Alexandra L. Sobol writes:
Since as early as the fifth century, physicians have taken an oath to do no harm. But one California internist was sentenced to 30 years to life in prison on Friday after three of her patients overdosed and died while under her watch. Dr. Hsiu-Ying “Lisa” Tseng, 40, of Rowland Heights, California was convicted of second degree murder for prescribing exorbitant amounts of painkillers to her patients.
Dr. Tseng, alongside her husband, Dr. Gene Tu, operated a strip mall clinic where she wrote more than 27,000 prescriptions over a three-year period. Her patients were generally young and paid in cash.
Dr. Tseng ignored all of the red flags: she was notified by authorities on numerous occasions of her patients’ overdoses and received countless phone calls from her patients’ families, begging her to stop over-prescribing their loved ones.
Many physicians have faced similar charges. This case, however, is precedential, as Dr. Tseng is the first doctor to be convicted of murder in connection with a patient’s overdose. Just a few months ago, Dr. Gerald Klein of Palm Beach, Florida was acquitted after being charged with first degree murder for running what prosecutors termed a “pill mill.” In 2011, Dr. Conrad Murray was only convicted of involuntary manslaughter, not murder, in a widely-publicized trial after the death of Michael Jackson.

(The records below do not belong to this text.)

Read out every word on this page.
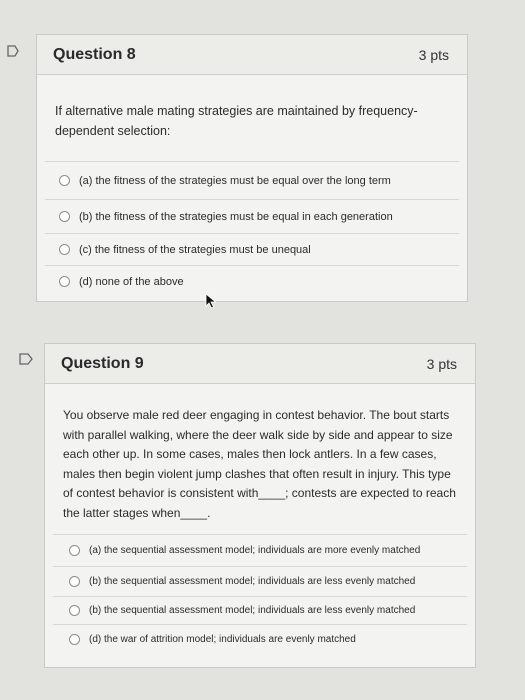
Question 8	3 pts
If alternative male mating strategies are maintained by frequency-dependent selection:
(a) the fitness of the strategies must be equal over the long term
(b) the fitness of the strategies must be equal in each generation
(c) the fitness of the strategies must be unequal
(d) none of the above
Question 9	3 pts
You observe male red deer engaging in contest behavior. The bout starts with parallel walking, where the deer walk side by side and appear to size each other up. In some cases, males then lock antlers. In a few cases, males then begin violent jump clashes that often result in injury. This type of contest behavior is consistent with____; contests are expected to reach the latter stages when____.
(a) the sequential assessment model; individuals are more evenly matched
(b) the sequential assessment model; individuals are less evenly matched
(b) the sequential assessment model; individuals are less evenly matched
(d) the war of attrition model; individuals are evenly matched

Many are concerned that Dr. Tseng’s verdict will cause physicians to drastically limit the number of painkillers they prescribe, even to those with a legitimate medical need, for fear of facing a similar fate. One thing is certain: state medical boards must better police their own to ensure that doctors like Tseng aren’t able fly under the radar for so long.
“The message this case sends is you can’t hide behind a white lab coat and commit crimes,” Deputy District Attorney John Niedermann remarked according to an article in the LA Times. “A lab coat and stethoscope are no shield.”